Isolation and Identification of Triterpene Saponins from Phytolacca americana L. (Phytolaccaceae)

M Chan 1, 2, Z Ali 3, N Abe 3, IA Khan 1, 3
  • 1Department of Pharmacognosy, School of Pharmacy, The University of Mississippi, University, MS, 38677, USA
  • 2British Columbia Institute of Technology, 3700 Willingdon Ave., Burnaby B.C., V5G-3H2, Canada
  • 3National Center for Natural Product Research, School of Pharmacy, The University of Mississippi, University, MS, 38677, USA

Phytolacca americana L. (Phytolaccaceae), commonly known as poke, pokeweed or pokeberry, is an herbaceous dicot native to North America. Despite the plant's documented toxicity, poke continues to be used as a food and therapeutic [1]. The roots of the plant have been traditionally used for a variety of indications including inflammation and rheumatism and for the treatment of viral, fungal and parasitic infections [2]. In order to formulate a better understanding of the risk and benefits associated with the use of poke, a thorough study of its phytochemical profile is required.
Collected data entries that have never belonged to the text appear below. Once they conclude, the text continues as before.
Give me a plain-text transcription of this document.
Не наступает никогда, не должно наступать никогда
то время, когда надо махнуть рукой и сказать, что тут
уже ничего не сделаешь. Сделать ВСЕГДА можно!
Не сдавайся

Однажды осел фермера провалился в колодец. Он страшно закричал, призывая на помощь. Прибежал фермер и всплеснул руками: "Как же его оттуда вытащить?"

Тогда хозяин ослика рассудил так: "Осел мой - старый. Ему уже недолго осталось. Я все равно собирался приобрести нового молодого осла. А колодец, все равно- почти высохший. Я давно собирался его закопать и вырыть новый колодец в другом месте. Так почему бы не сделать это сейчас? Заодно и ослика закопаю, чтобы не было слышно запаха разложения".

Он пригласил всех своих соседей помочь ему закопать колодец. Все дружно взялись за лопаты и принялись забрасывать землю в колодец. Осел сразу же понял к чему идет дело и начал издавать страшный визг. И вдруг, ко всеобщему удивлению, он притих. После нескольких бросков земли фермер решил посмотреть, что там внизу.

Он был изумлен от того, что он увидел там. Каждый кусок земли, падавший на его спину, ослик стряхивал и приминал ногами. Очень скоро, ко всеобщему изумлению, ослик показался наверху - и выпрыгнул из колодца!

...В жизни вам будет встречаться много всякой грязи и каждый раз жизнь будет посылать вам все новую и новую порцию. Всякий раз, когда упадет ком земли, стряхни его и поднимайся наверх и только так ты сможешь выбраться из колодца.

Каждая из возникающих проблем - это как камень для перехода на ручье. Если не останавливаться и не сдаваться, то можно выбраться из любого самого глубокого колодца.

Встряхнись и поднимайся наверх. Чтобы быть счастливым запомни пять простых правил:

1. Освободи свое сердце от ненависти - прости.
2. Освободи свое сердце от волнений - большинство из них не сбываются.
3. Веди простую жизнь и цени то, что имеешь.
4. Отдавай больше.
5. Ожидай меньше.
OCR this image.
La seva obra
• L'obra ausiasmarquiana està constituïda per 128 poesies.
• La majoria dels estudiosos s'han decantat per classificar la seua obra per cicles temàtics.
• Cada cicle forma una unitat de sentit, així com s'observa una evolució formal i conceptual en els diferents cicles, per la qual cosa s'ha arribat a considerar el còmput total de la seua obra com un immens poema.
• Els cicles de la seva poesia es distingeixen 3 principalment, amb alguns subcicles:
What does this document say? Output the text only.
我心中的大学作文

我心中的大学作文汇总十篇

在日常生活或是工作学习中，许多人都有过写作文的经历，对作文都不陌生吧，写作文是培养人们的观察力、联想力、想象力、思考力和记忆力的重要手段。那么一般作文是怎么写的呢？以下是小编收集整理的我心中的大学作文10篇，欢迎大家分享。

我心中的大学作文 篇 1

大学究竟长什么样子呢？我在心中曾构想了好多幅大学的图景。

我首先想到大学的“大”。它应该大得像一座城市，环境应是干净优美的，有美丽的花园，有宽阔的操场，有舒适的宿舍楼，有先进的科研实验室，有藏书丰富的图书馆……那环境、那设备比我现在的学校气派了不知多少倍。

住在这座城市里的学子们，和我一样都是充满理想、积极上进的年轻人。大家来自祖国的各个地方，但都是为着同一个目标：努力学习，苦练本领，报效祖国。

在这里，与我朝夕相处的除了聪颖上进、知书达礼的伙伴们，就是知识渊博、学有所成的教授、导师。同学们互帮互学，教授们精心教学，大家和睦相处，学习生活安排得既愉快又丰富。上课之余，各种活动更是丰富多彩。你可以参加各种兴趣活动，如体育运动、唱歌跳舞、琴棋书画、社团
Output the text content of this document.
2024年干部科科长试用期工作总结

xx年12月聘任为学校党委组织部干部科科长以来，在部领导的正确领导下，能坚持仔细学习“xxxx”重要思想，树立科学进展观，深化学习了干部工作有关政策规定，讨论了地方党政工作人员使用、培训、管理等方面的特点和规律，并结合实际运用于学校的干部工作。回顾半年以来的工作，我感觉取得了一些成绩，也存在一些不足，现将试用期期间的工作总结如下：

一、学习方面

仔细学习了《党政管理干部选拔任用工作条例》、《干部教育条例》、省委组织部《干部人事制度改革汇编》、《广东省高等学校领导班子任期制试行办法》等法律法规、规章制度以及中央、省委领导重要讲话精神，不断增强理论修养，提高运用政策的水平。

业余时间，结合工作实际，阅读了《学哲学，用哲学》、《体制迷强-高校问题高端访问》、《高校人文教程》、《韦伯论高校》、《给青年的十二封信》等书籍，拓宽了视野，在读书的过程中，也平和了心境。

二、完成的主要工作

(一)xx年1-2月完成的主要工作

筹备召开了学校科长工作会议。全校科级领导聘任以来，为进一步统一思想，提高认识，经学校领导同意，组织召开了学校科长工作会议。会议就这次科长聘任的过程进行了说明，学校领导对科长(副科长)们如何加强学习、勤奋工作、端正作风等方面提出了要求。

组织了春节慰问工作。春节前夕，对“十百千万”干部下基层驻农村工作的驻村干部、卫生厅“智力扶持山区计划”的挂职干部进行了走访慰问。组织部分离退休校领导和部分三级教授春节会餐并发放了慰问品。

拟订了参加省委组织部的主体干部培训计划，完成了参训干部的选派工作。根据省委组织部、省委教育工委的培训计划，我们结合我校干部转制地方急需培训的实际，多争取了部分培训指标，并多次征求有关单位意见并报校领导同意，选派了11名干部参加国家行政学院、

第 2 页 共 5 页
Reported herein are the results of a preliminary investigation focused on the isolation and identification of triterpenes saponins, including the toxic compounds phytolaccoside B and phytolaccin (1), from the plant. Several triterpene saponins were isolated through chromatographic techniques and identified through spectrometric methods. The isolated compounds and data obtained from this preliminary work will be further used to support a broader phytochemical investigation of the plant. Acknowledgements: This research is supported by Science Based Authentication of Dietary Supplements funded by the Food and Drug Administration grant number 5U01FD004246. References: [1] Nienaber MA, Thieret JW. (1993+) Phytolacca Americana in Flora of North America. Flora of North America Editorial Committee. New York and Oxford. 4: 5 – 8. [2] Barton BS (1810) Collections for an Essay towards a Materia Medica of the United States. Fry and Kammerer Printers. Philadelphia: 27 – 28.